The story stands out in particular compared to the other plays of the series. There is no quest here, no grand adventure. Bernice and Brax appear at an auction… After an attempted murder is made on one of the sellers, Braxiatel sidles in for a potential discount bargain whilst Bernice worries about motives.
The main weak point of the play is the hypothetical question ‘why would they do that’, which would be more feasible if the aliens weren’t clearly depicted as being so utterly despicably evil. Whilst Brax is pondering the question, I just kept thinking ‘of course they would, they’re evil scumbags’, and when the revelation comes later that they ‘are’ evil scumbags this listener, unlike Brax and Benny, isn’t surprised at all.

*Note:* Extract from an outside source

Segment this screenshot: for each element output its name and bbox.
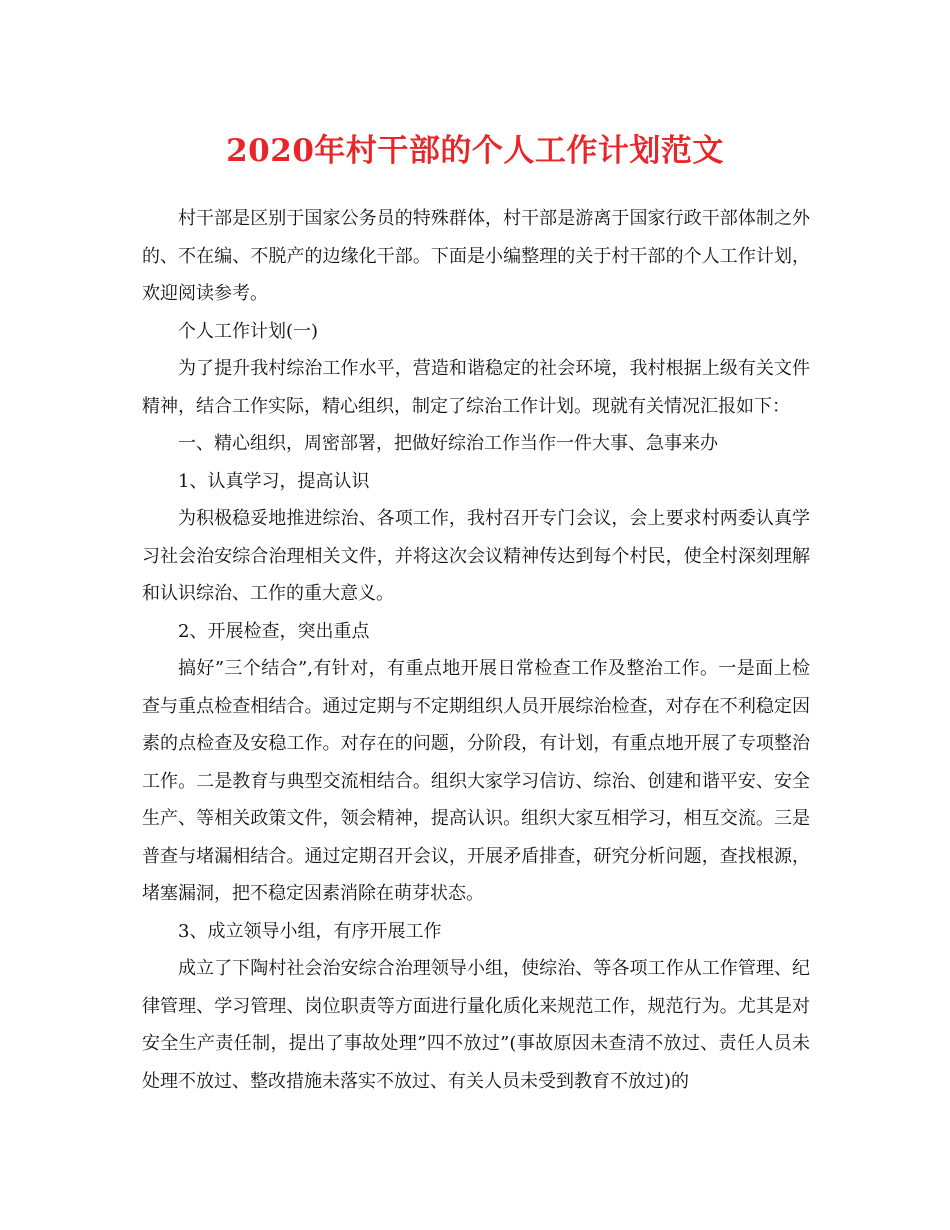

Also why make a point of having Bernice and another woman have the same voice? Nothing is really made of this besides a quick excuse for the two characters to briefly ‘connect’. It just felt a bit… needless.
Fortunately the majority of this story works, and it asks all the right questions about whether justice is justifiable. Brax was a good choice as companion, someone with enough moral ambiguity to make you wonder where he stands, but who ultimately comes through in the end.
And the use the bad guy, despite spending the majority of the play warbling incoherently, when he finally does open his mouth is ‘expletive, expletive, expletive’ brilliant. This is far more threatening and tangible than the last two plays, because for the first time you can see that things aren’t going to be all right after all.
The Halstad’s will be fondly remembered. But why, oh why, did they put the ‘full’ theme at the end of the play? The harp music was a brilliant way to end it, with just the right tone of sadness and hope… Why ruin that?